Lieu du mariage : des possibilités plus grandes
Parmi les nouveaux droits des homosexuels figure aussi celui de l'adoption, qu'il s'agisse de l'adoption conjointe d'un enfant par les deux époux ou de l'adoption de l'enfant du conjoint.
Juridiquement, l'accès des couples homosexuels au mariage n'entraîne pas de toilettage complet du Code civil pour y remplacer les expressions "père" et "mère" par le terme plus neutre de "parents". Les parlementaires ont en effet jugé plus simple de préciser, en tête des livres Ier et III de ce code, que les dispositions applicables aux couples hétérosexuels le sont aussi aux couples de même sexe – à l'exclusion des dispositions relatives à la filiation. Parallèlement, ils ont rendu applicable aux couples de personnes de même sexe l’ensemble des dispositions législatives en vigueur, autres que celles du Code civil, lorsque ces dispositions font référence aux termes de "mari" et "femme", "père" et "mère" ou "veuf" et "veuve".

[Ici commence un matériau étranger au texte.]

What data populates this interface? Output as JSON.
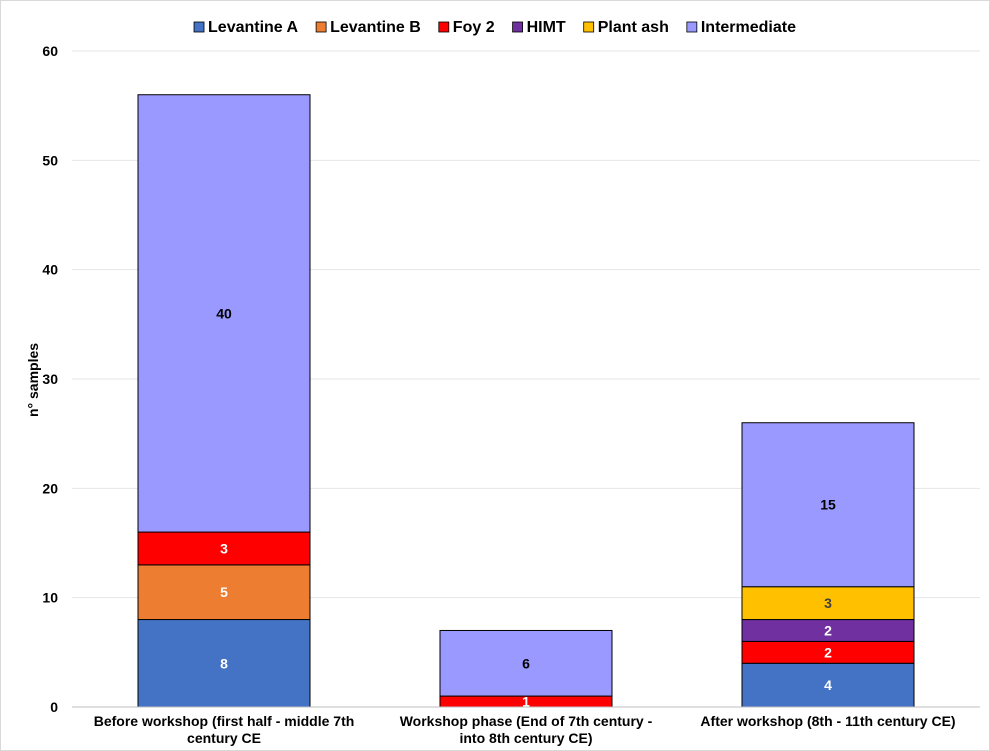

Le projet de loi comporte en outre des dispositions qui concernent l'ensemble des couples.
Ainsi, suite à un amendement de Jacques Pélissard, député-maire de Lons-le-Saunier et président de l'Association des maires de France (AMF), les possibilités concernant le lieu du mariage sont étendues. Les futurs époux pourront en effet se marier à la mairie du lieu de résidence de leurs parents. Ce souhait est exprimé par de nombreux couples. Certes, dans la pratique, les mairies répondent déjà souvent favorablement à leurs demandes. Mais officiellement, la loi ne l'autorisait pas. "Nous régularisions la situation en indiquant qu'il s'agit d'une adresse de résidence", confiait par exemple, lors des débats, la député-maire de Morteau, Annie Genevard.

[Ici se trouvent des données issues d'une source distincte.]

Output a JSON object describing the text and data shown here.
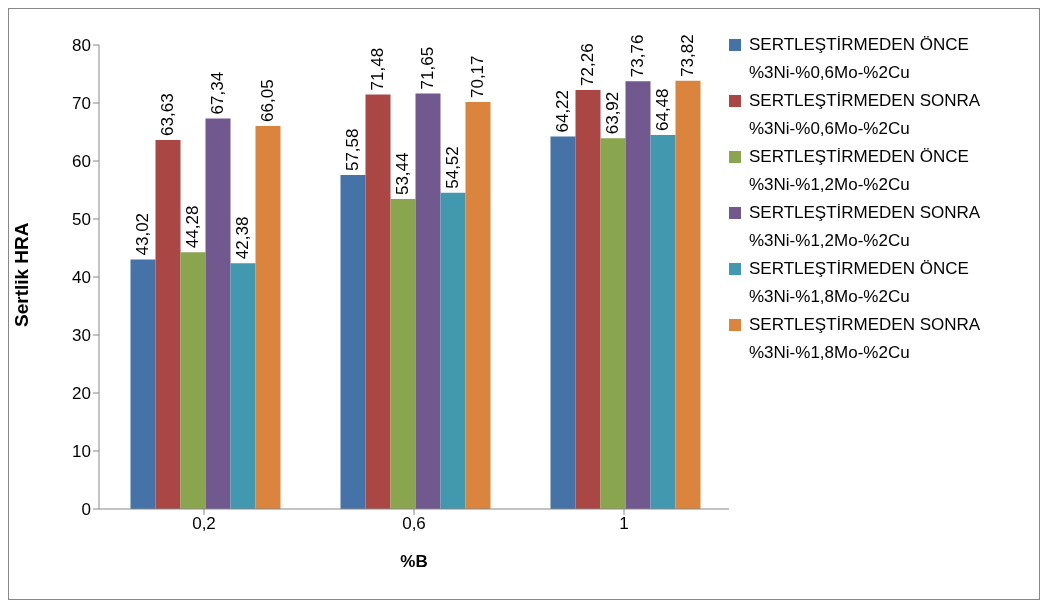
{
  "chart_data": {
    "type": "bar",
    "xlabel": "%B",
    "ylabel": "Sertlik HRA",
    "categories": [
      "0,2",
      "0,6",
      "1"
    ],
    "ylim": [
      0,
      80
    ],
    "yticks": [
      0,
      10,
      20,
      30,
      40,
      50,
      60,
      70,
      80
    ],
    "legend": "right",
    "series": [
      {
        "name": "SERTLEŞTİRMEDEN ÖNCE %3Ni-%0,6Mo-%2Cu",
        "color": "#4572a7",
        "values": [
          43.02,
          57.58,
          64.22
        ],
        "value_labels": [
          "43,02",
          "57,58",
          "64,22"
        ]
      },
      {
        "name": "SERTLEŞTİRMEDEN SONRA %3Ni-%0,6Mo-%2Cu",
        "color": "#aa4643",
        "values": [
          63.63,
          71.48,
          72.26
        ],
        "value_labels": [
          "63,63",
          "71,48",
          "72,26"
        ]
      },
      {
        "name": "SERTLEŞTİRMEDEN ÖNCE %3Ni-%1,2Mo-%2Cu",
        "color": "#89a54e",
        "values": [
          44.28,
          53.44,
          63.92
        ],
        "value_labels": [
          "44,28",
          "53,44",
          "63,92"
        ]
      },
      {
        "name": "SERTLEŞTİRMEDEN SONRA %3Ni-%1,2Mo-%2Cu",
        "color": "#71588f",
        "values": [
          67.34,
          71.65,
          73.76
        ],
        "value_labels": [
          "67,34",
          "71,65",
          "73,76"
        ]
      },
      {
        "name": "SERTLEŞTİRMEDEN ÖNCE %3Ni-%1,8Mo-%2Cu",
        "color": "#4198af",
        "values": [
          42.38,
          54.52,
          64.48
        ],
        "value_labels": [
          "42,38",
          "54,52",
          "64,48"
        ]
      },
      {
        "name": "SERTLEŞTİRMEDEN SONRA %3Ni-%1,8Mo-%2Cu",
        "color": "#db843d",
        "values": [
          66.05,
          70.17,
          73.82
        ],
        "value_labels": [
          "66,05",
          "70,17",
          "73,82"
        ]
      }
    ]
  }
}
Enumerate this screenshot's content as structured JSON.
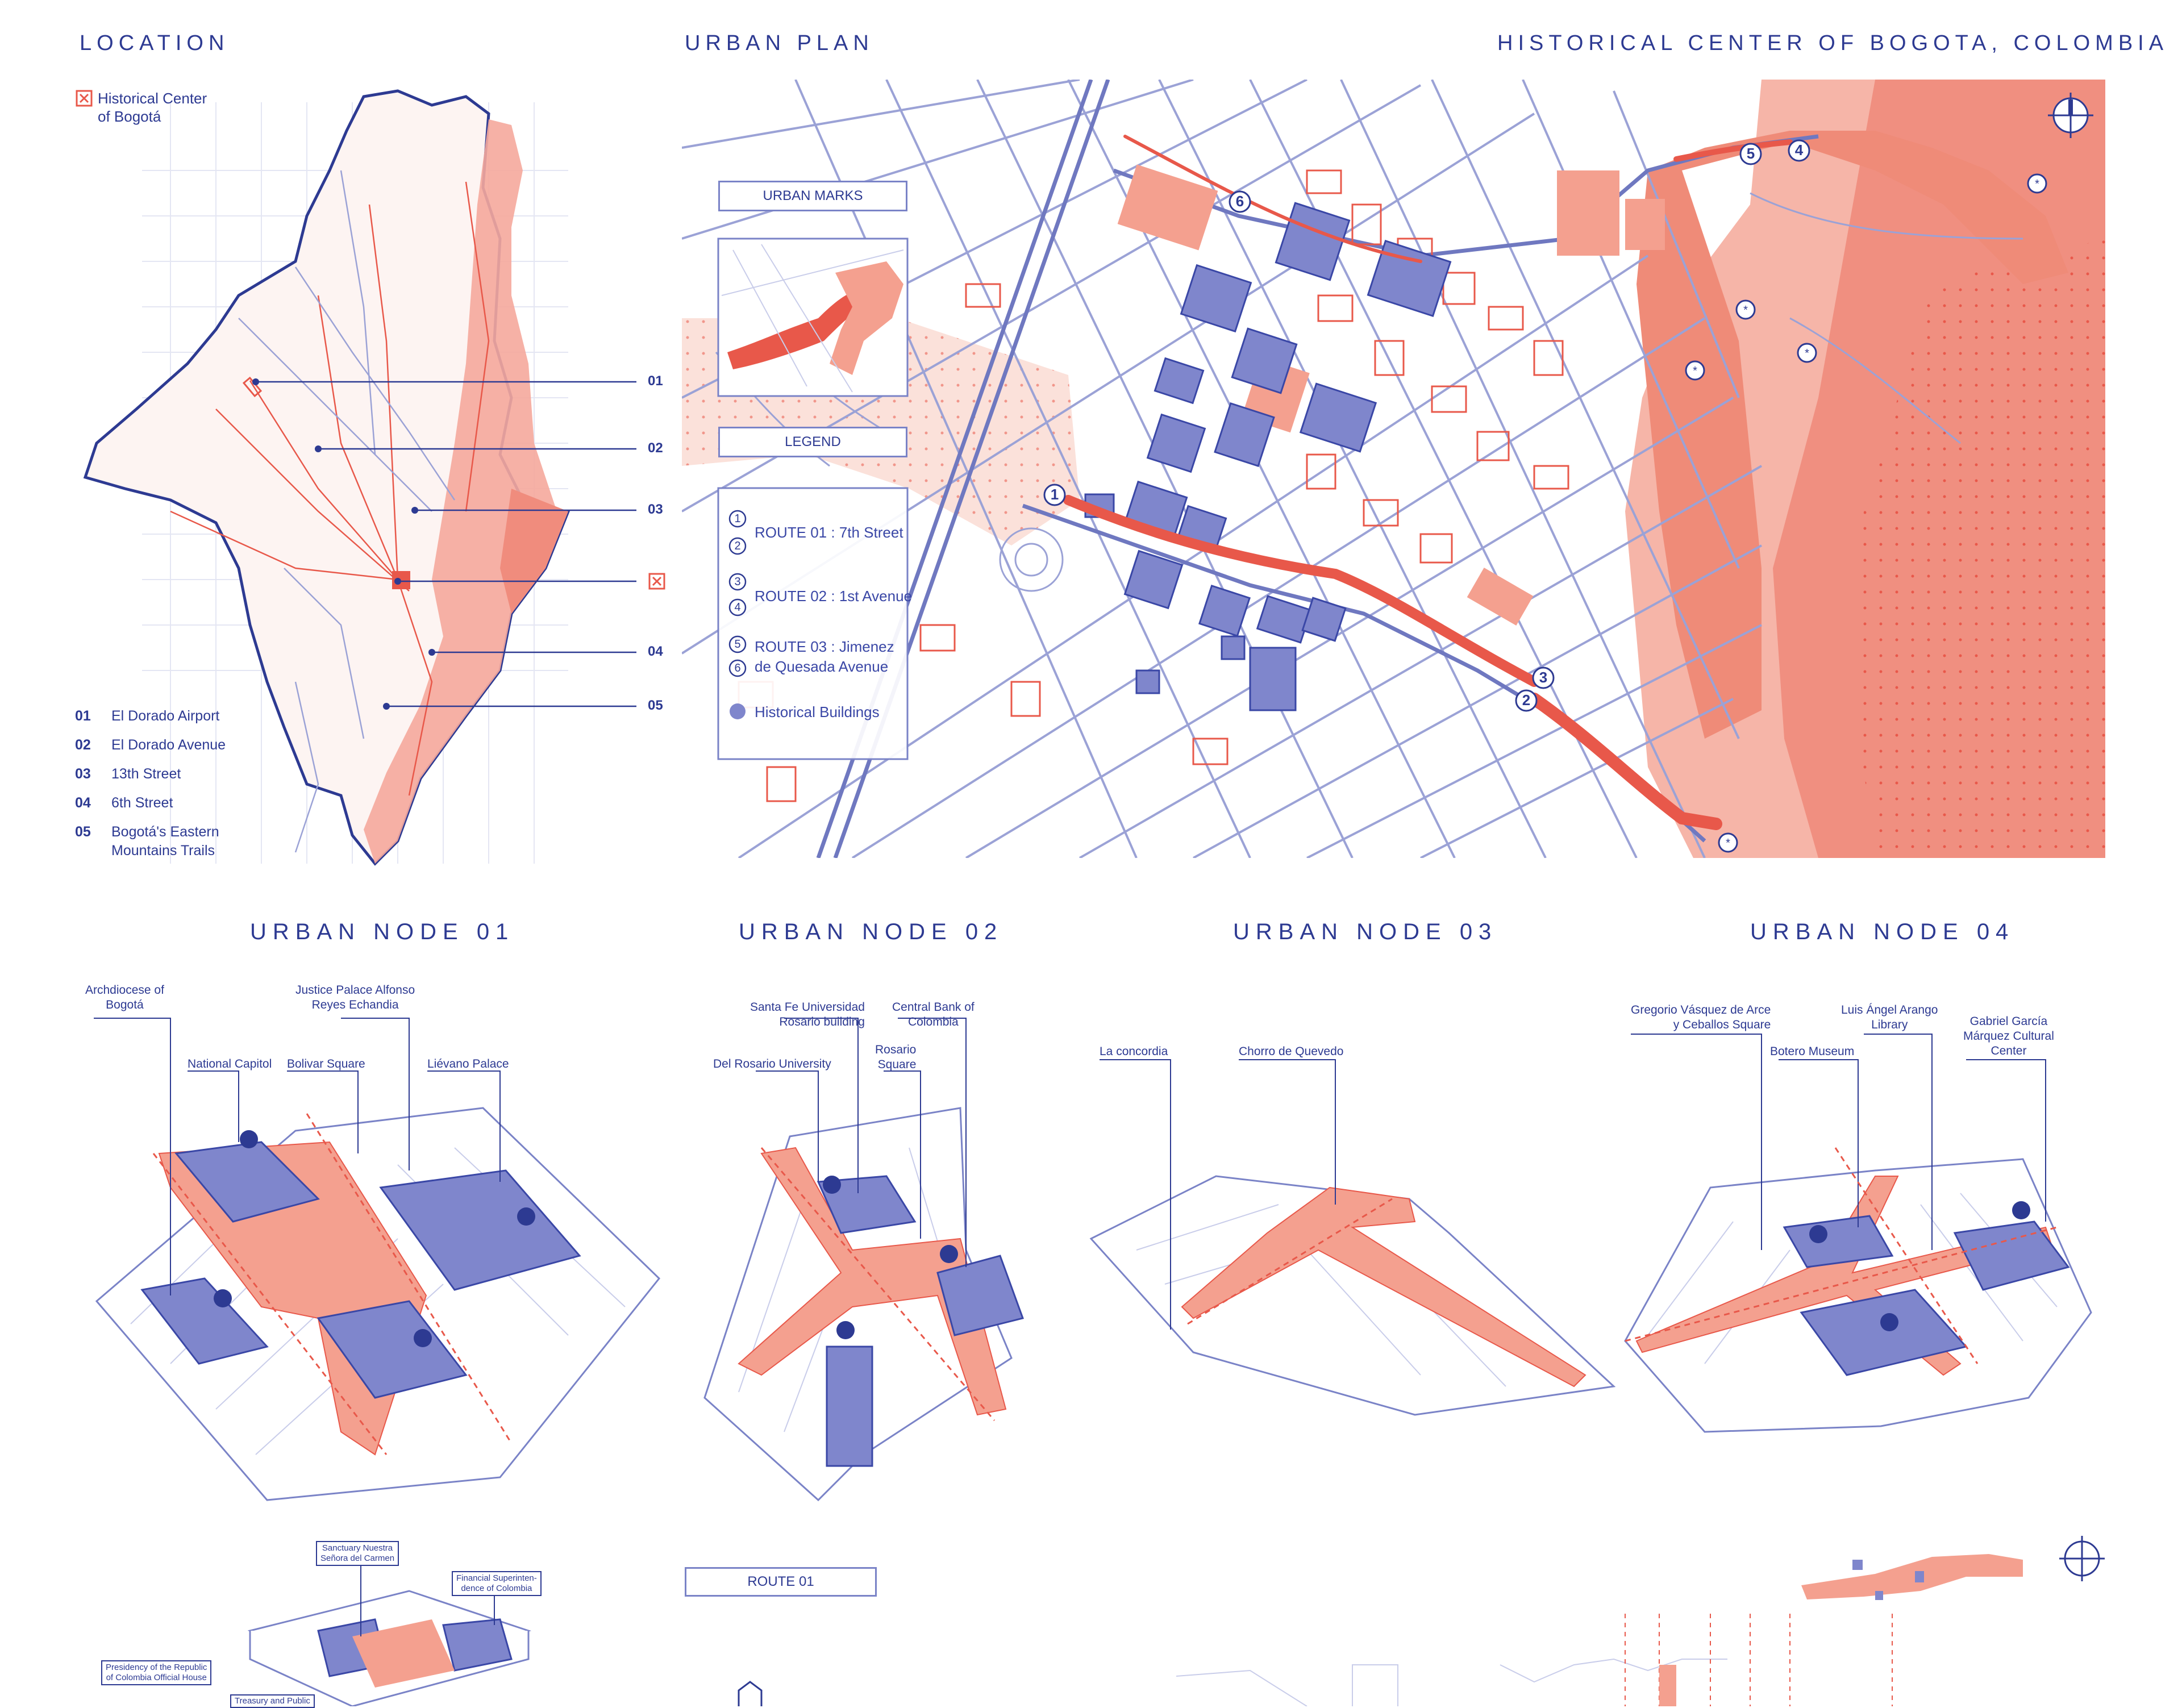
{
  "header": {
    "location": "LOCATION",
    "urban_plan": "URBAN PLAN",
    "project": "HISTORICAL CENTER OF BOGOTA, COLOMBIA"
  },
  "location_map": {
    "legend_line1": "Historical Center",
    "legend_line2": "of Bogotá",
    "markers": [
      "01",
      "02",
      "03",
      "x",
      "04",
      "05"
    ],
    "list": [
      {
        "num": "01",
        "label": "El Dorado Airport"
      },
      {
        "num": "02",
        "label": "El Dorado Avenue"
      },
      {
        "num": "03",
        "label": "13th Street"
      },
      {
        "num": "04",
        "label": "6th Street"
      },
      {
        "num": "05",
        "label": "Bogotá's Eastern"
      },
      {
        "num": "",
        "label": "Mountains Trails"
      }
    ]
  },
  "urban_plan": {
    "urban_marks": "URBAN MARKS",
    "legend": "LEGEND",
    "legend_items": [
      {
        "nums": "1 / 2",
        "label": "ROUTE 01 : 7th Street"
      },
      {
        "nums": "3 / 4",
        "label": "ROUTE 02 : 1st Avenue"
      },
      {
        "nums": "5 / 6",
        "label": "ROUTE 03 :  Jimenez"
      },
      {
        "nums": "",
        "label": "de Quesada Avenue"
      },
      {
        "nums": "",
        "label": "Historical Buildings"
      }
    ],
    "route_markers": [
      "1",
      "2",
      "3",
      "4",
      "5",
      "6"
    ]
  },
  "nodes": [
    {
      "title": "URBAN  NODE 01",
      "labels": [
        "Archdiocese of",
        "Bogotá",
        "Justice Palace Alfonso",
        "Reyes Echandia",
        "National Capitol",
        "Bolivar Square",
        "Liévano Palace"
      ]
    },
    {
      "title": "URBAN  NODE 02",
      "labels": [
        "Santa Fe Universidad",
        "Rosario building",
        "Central Bank of",
        "Colombia",
        "Rosario",
        "Square",
        "Del Rosario University"
      ]
    },
    {
      "title": "URBAN  NODE 03",
      "labels": [
        "La concordia",
        "Chorro de Quevedo"
      ]
    },
    {
      "title": "URBAN  NODE 04",
      "labels": [
        "Gregorio Vásquez de Arce",
        "y Ceballos Square",
        "Luis Ángel Arango",
        "Library",
        "Gabriel García",
        "Márquez Cultural",
        "Center",
        "Botero Museum"
      ]
    }
  ],
  "bottom": {
    "sanctuary1": "Sanctuary Nuestra",
    "sanctuary2": "Señora del Carmen",
    "financial1": "Financial Superinten-",
    "financial2": "dence of Colombia",
    "presidency1": "Presidency of the Republic",
    "presidency2": "of Colombia Official House",
    "treasury": "Treasury and Public",
    "route01": "ROUTE 01"
  },
  "colors": {
    "blue": "#2d3a92",
    "line_blue": "#7a83c7",
    "fill_blue": "#7f86cc",
    "red": "#e8584a",
    "pink": "#f4a08f"
  }
}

On peut aussi citer la disposition du texte précisant dans le Code civil que la cérémonie du mariage est "républicaine", même si elle a une dimension plus symbolique.

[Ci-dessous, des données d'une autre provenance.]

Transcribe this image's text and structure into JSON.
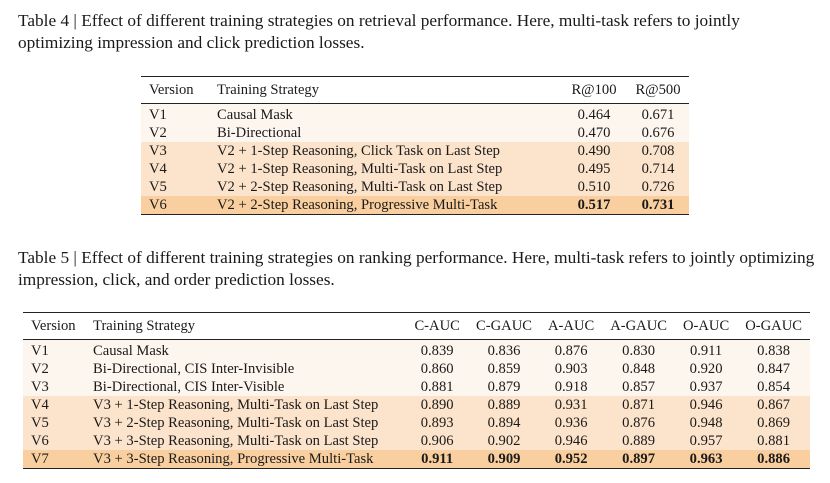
{
  "table4": {
    "caption": "Table 4 | Effect of different training strategies on retrieval performance. Here, multi-task refers to jointly optimizing impression and click prediction losses.",
    "headers": [
      "Version",
      "Training Strategy",
      "R@100",
      "R@500"
    ],
    "rows": [
      {
        "version": "V1",
        "strategy": "Causal Mask",
        "r100": "0.464",
        "r500": "0.671"
      },
      {
        "version": "V2",
        "strategy": "Bi-Directional",
        "r100": "0.470",
        "r500": "0.676"
      },
      {
        "version": "V3",
        "strategy": "V2 + 1-Step Reasoning, Click Task on Last Step",
        "r100": "0.490",
        "r500": "0.708"
      },
      {
        "version": "V4",
        "strategy": "V2 + 1-Step Reasoning, Multi-Task on Last Step",
        "r100": "0.495",
        "r500": "0.714"
      },
      {
        "version": "V5",
        "strategy": "V2 + 2-Step Reasoning, Multi-Task on Last Step",
        "r100": "0.510",
        "r500": "0.726"
      },
      {
        "version": "V6",
        "strategy": "V2 + 2-Step Reasoning, Progressive Multi-Task",
        "r100": "0.517",
        "r500": "0.731"
      }
    ],
    "row_shading": [
      0,
      0,
      1,
      1,
      1,
      2
    ],
    "bold_row": 5
  },
  "table5": {
    "caption": "Table 5 | Effect of different training strategies on ranking performance. Here, multi-task refers to jointly optimizing impression, click, and order prediction losses.",
    "headers": [
      "Version",
      "Training Strategy",
      "C-AUC",
      "C-GAUC",
      "A-AUC",
      "A-GAUC",
      "O-AUC",
      "O-GAUC"
    ],
    "rows": [
      {
        "version": "V1",
        "strategy": "Causal Mask",
        "vals": [
          "0.839",
          "0.836",
          "0.876",
          "0.830",
          "0.911",
          "0.838"
        ]
      },
      {
        "version": "V2",
        "strategy": "Bi-Directional, CIS Inter-Invisible",
        "vals": [
          "0.860",
          "0.859",
          "0.903",
          "0.848",
          "0.920",
          "0.847"
        ]
      },
      {
        "version": "V3",
        "strategy": "Bi-Directional, CIS Inter-Visible",
        "vals": [
          "0.881",
          "0.879",
          "0.918",
          "0.857",
          "0.937",
          "0.854"
        ]
      },
      {
        "version": "V4",
        "strategy": "V3 + 1-Step Reasoning, Multi-Task on Last Step",
        "vals": [
          "0.890",
          "0.889",
          "0.931",
          "0.871",
          "0.946",
          "0.867"
        ]
      },
      {
        "version": "V5",
        "strategy": "V3 + 2-Step Reasoning, Multi-Task on Last Step",
        "vals": [
          "0.893",
          "0.894",
          "0.936",
          "0.876",
          "0.948",
          "0.869"
        ]
      },
      {
        "version": "V6",
        "strategy": "V3 + 3-Step Reasoning, Multi-Task on Last Step",
        "vals": [
          "0.906",
          "0.902",
          "0.946",
          "0.889",
          "0.957",
          "0.881"
        ]
      },
      {
        "version": "V7",
        "strategy": "V3 + 3-Step Reasoning, Progressive Multi-Task",
        "vals": [
          "0.911",
          "0.909",
          "0.952",
          "0.897",
          "0.963",
          "0.886"
        ]
      }
    ],
    "row_shading": [
      0,
      0,
      0,
      1,
      1,
      1,
      2
    ],
    "bold_row": 6
  }
}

Dévolution du nom de famille : finalement, pas de révolution
C'est également pour toutes les familles que les règles de dévolution du nom vont évoluer. Lorsque des parents ne seront pas d'accord sur le nom de leur enfant et qu'au moins l'un d'eux aura rendu compte de ce désaccord auprès de l'officier d'état civil, l'enfant recevra le nom de son père et celui de sa mère, dans la limite du premier nom de famille pour chacun d'eux, accolés selon l'ordre alphabétique – alors qu'aujourd'hui il reçoit "par défaut" le nom de son père. Dans toutes les autres situations, l'enfant prendra le nom de son père. Ce n'était pas le cas dans le texte issu des débats de la première lecture à l'Assemblée nationale : dans cette version, en cas de désaccord, ou en cas d'absence de choix de la part des parents, l'enfant devait porter le premier nom de chacun d'eux. Mais le Sénat n'a pas voulu d'un tel bouleversement.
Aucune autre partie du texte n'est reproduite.